Re: [PATCH v5] nvme: Skip trace complete_rq on host path error

Next message: Xin Long: "Re: [PATCH net-next v5] net: pppoe: implement GRO/GSO support"
Previous message: Felix Maurer: "Re: [PATCH net-next v1 2/4] net: hsr: fix VLAN add unwind on slave errors"
In reply to: hch@xxxxxx: "Re: [PATCH v5] nvme: Skip trace complete_rq on host path error"
Next in thread: &#xC804;&#xBBFC;&#xC2DD;: "Re: [PATCH v5] nvme: Skip trace complete_rq on host path error"
Messages sorted by: [ date ] [ thread ] [ subject ] [ author ]

From: Keith Busch

Date: Thu Mar 26 2026 - 10:53:02 EST

On Thu, Mar 26, 2026 at 03:31:24PM +0100, hch@xxxxxx wrote:
> On Thu, Mar 26, 2026 at 08:28:46AM -0600, Keith Busch wrote:
> > On Thu, Mar 26, 2026 at 03:51:52PM +0900, 전민식 wrote:
> > > {
> > > struct nvme_ctrl *ctrl = nvme_req(req)->ctrl;
> > >
> > > - trace_nvme_complete_rq(req);
> > > + /*
> > > + * The idea for these trace events was to match up commands
> > > + * dispatched to hardware with the hardware's posted response.
> > > + * So skip tracing for undispatched commands.
> > > + */
> > > + if (nvme_req(req)->status != NVME_SC_HOST_PATH_ERROR)
> > > + trace_nvme_complete_rq(req);
> > > +
> >
> > Well, how do we know a controller doesnn't actually return that status
> > code? I was just suggesting to skip the trace for the condition we never
> > dispatched the command. An added bonus is we don't need a mostly
> > unnecessary 'if' check on every IO.
>
> The 7?h error values were added for host use. The description of
> the section in the spec suggests this, but isn't actually as clear
> as I would like it. I wonder if we need to verify that controller
> don't incorrectly return it, as that could cause some problems?

Yeah, the spec is not very clear on their use. It just defines the codes
and a one sentence description, and then never mentioned again. I think
it allows the possibility for the controller to internally complete a
command with such status from some undefined OOB mechanism.
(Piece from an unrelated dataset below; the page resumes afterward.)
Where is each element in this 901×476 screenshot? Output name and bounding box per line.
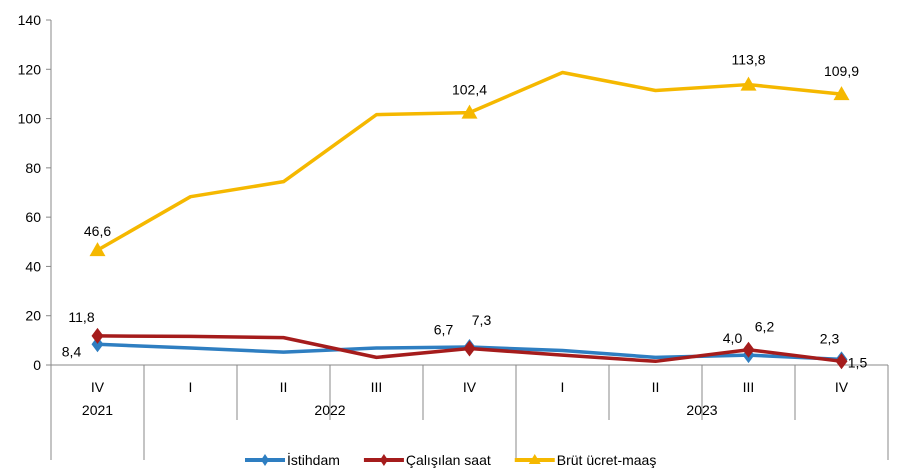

I'm not sure
why the host needs to have their own self-generated status codes anyway
since it can already attach whatever arbitrary flags it wants to its
private data, like how we use NVME_REQ_CANCELLED.

Anyway if a controller did return it for whatever reason, even if it is
a bug, we'd want to see it in the trace.